Variational Bayesian algorithm for quantized compressed sensing

TL;DR

This paper introduces a variational Bayesian algorithm for quantized compressed sensing that unifies multi-bit and 1-bit scenarios, effectively modeling quantization error as a random variable and demonstrating superior performance through extensive simulations.

Contribution

A novel variational Bayesian inference algorithm that jointly estimates signals and quantization errors, unifying multi- and 1-bit compressed sensing processing.

Findings

Outperforms state-of-the-art methods in simulations

Effective in noiseless and noisy environments

Applicable to saturated and unsaturated quantizers

Abstract

Compressed sensing (CS) is on recovery of high dimensional signals from their low dimensional linear measurements under a sparsity prior and digital quantization of the measurement data is inevitable in practical implementation of CS algorithms.

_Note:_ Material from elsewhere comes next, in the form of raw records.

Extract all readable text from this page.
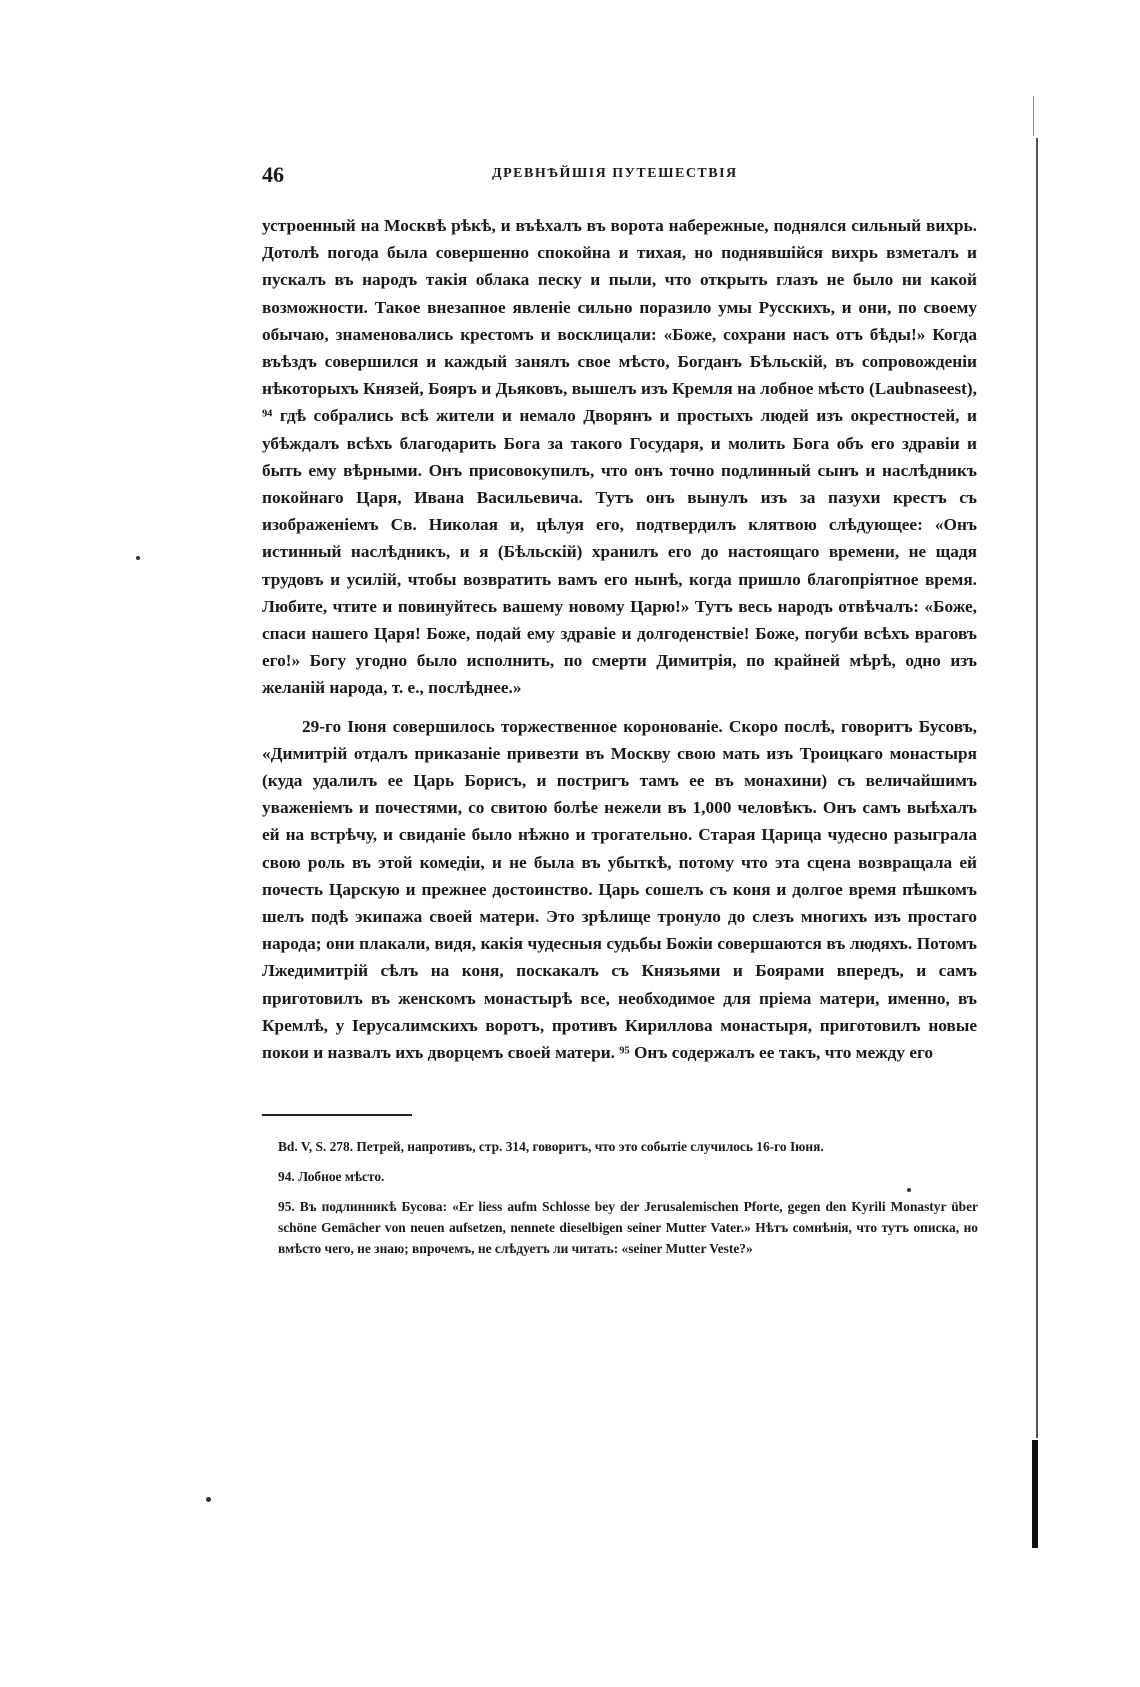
46	ДРЕВНѢЙШІЯ ПУТЕШЕСТВІЯ

устроенный на Москвѣ рѣкѣ, и въѣхалъ въ ворота набережные, поднялся сильный вихрь. Дотолѣ погода была совершенно спокойна и тихая, но поднявшійся вихрь взметалъ и пускалъ въ народъ такія облака песку и пыли, что открыть глазъ не было ни какой возможности. Такое внезапное явленіе сильно поразило умы Русскихъ, и они, по своему обычаю, знаменовались крестомъ и восклицали: «Боже, сохрани насъ отъ бѣды!» Когда въѣздъ совершился и каждый занялъ свое мѣсто, Богданъ Бѣльскій, въ сопровожденіи нѣкоторыхъ Князей, Бояръ и Дьяковъ, вышелъ изъ Кремля на лобное мѣсто (Laubnaseest), ⁹⁴ гдѣ собрались всѣ жители и немало Дворянъ и простыхъ людей изъ окрестностей, и убѣждалъ всѣхъ благодарить Бога за такого Государя, и молить Бога объ его здравіи и быть ему вѣрными. Онъ присовокупилъ, что онъ точно подлинный сынъ и наслѣдникъ покойнаго Царя, Ивана Васильевича. Тутъ онъ вынулъ изъ за пазухи крестъ съ изображеніемъ Св. Николая и, цѣлуя его, подтвердилъ клятвою слѣдующее: «Онъ истинный наслѣдникъ, и я (Бѣльскій) хранилъ его до настоящаго времени, не щадя трудовъ и усилій, чтобы возвратить вамъ его нынѣ, когда пришло благопріятное время. Любите, чтите и повинуйтесь вашему новому Царю!» Тутъ весь народъ отвѣчалъ: «Боже, спаси нашего Царя! Боже, подай ему здравіе и долгоденствіе! Боже, погуби всѣхъ враговъ его!» Богу угодно было исполнить, по смерти Димитрія, по крайней мѣрѣ, одно изъ желаній народа, т. е., послѣднее.»

29-го Іюня совершилось торжественное коронованіе. Скоро послѣ, говоритъ Бусовъ, «Димитрій отдалъ приказаніе привезти въ Москву свою мать изъ Троицкаго монастыря (куда удалилъ ее Царь Борисъ, и постригъ тамъ ее въ монахини) съ величайшимъ уваженіемъ и почестями, со свитою болѣе нежели въ 1,000 человѣкъ. Онъ самъ выѣхалъ ей на встрѣчу, и свиданіе было нѣжно и трогательно. Старая Царица чудесно разыграла свою роль въ этой комедіи, и не была въ убыткѣ, потому что эта сцена возвращала ей почесть Царскую и прежнее достоинство. Царь сошелъ съ коня и долгое время пѣшкомъ шелъ подѣ экипажа своей матери. Это зрѣлище тронуло до слезъ многихъ изъ простаго народа; они плакали, видя, какія чудесныя судьбы Божіи совершаются въ людяхъ. Потомъ Лжедимитрій сѣлъ на коня, поскакалъ съ Князьями и Боярами впередъ, и самъ приготовилъ въ женскомъ монастырѣ все, необходимое для пріема матери, именно, въ Кремлѣ, у Іерусалимскихъ воротъ, противъ Кириллова монастыря, приготовилъ новые покои и назвалъ ихъ дворцемъ своей матери. ⁹⁵ Онъ содержалъ ее такъ, что между его

Bd. V, S. 278. Петрей, напротивъ, стр. 314, говоритъ, что это событіе случилось 16-го Іюня.

94. Лобное мѣсто.

95. Въ подлинникѣ Бусова: «Er liess aufm Schlosse bey der Jerusalemischen Pforte, gegen den Kyrili Monastyr über schöne Gemächer von neuen aufsetzen, nennete dieselbigen seiner Mutter Vater.» Нѣтъ сомнѣнія, что тутъ описка, но вмѣсто чего, не знаю; впрочемъ, не слѣдуетъ ли читать: «seiner Mutter Veste?»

In the existing literature, the quantization error is modeled typically as additive noise and the multi-bit and 1-bit quantized CS problems are dealt with separately using different treatments and procedures. In this paper, a novel variational Bayesian inference based CS algorithm is presented, which unifies the multi- and 1-bit CS processing and is applicable to various cases of noiseless/noisy environment and unsaturated/saturated quantizer. By decoupling the quantization error from the measurement noise, the quantization error is modeled as a random variable and estimated jointly with the signal being recovered. Such a novel characterization of the quantization error results in superior performance of the algorithm which is demonstrated by extensive simulations in comparison with state-of-the-art methods for both multi-bit and 1-bit CS problems.